Perhaps, the strategy behind such statements is to normalise anti-minority rhetoric. But the thing is, communal talk has an electoral cost. Bengal polls are in 2026. Mamata has wasted no time accusing BJP of “targeting Muslims during Ramzan to divert attention from economic and trade issues.” Anti-minority rhetoric flowed ahead of 2024 LS elections. In Bengal, Trinamool won 29 seats with 46% vote share. BJP won 12, down from 18 (2019), with 39% vote share. In UP too, Akhilesh Yadav’s SP won 37 seats with 34% vote; BJP crashed to 33 from 62, with 42% of the vote. We have to see whether and how BJP central leadership addresses the two MLAs’, particularly Adhikari’s, rhetoric. But electoral evidence suggests inflammatory chatter may be producing diminishing returns. Even in Haryana, BJP lost 5 LS seats from its earlier 10-seat haul – part of it, fallout of the Nuh violence and bulldozer politics the year before. Bottom line: rival parties often gain from legislators’ incendiary remarks. That’s why, in state polls following LS, there was a noticeable absence of sharp communal rhetoric.

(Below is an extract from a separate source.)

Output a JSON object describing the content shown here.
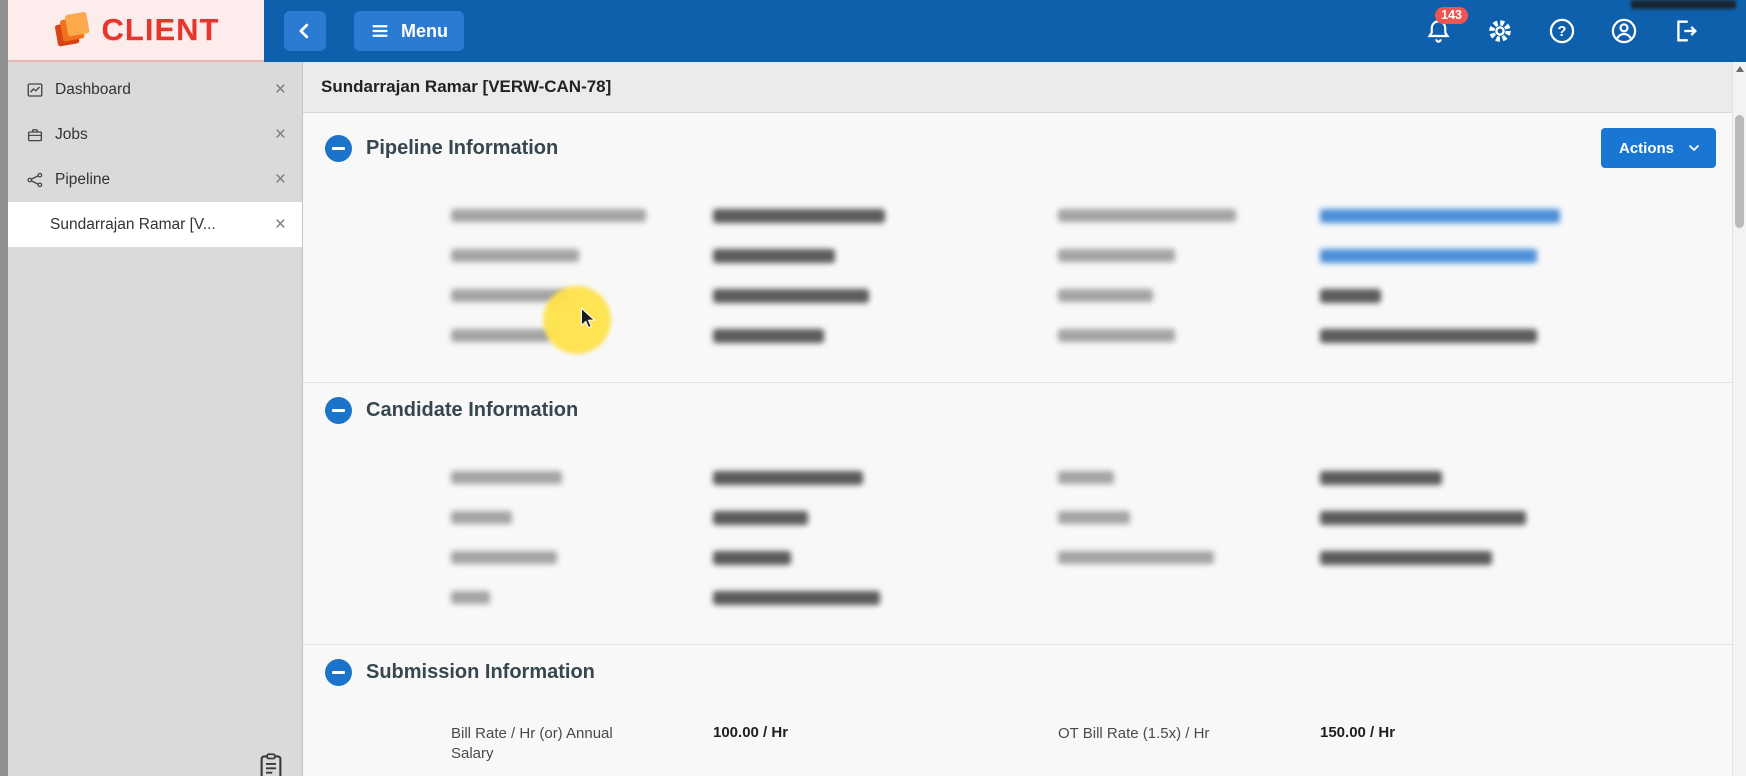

The real danger of religion-based provocative statements from elected representatives is that they spur goon elements who’re ever ready to get violent. Also, it encourages parts of the executive in some states to maintain a low hum of harassment in day-to-day lives of those targeted. That’s a truly sad commentary on politics.
This piece appeared as an editorial opinion in the print edition of The Times of India.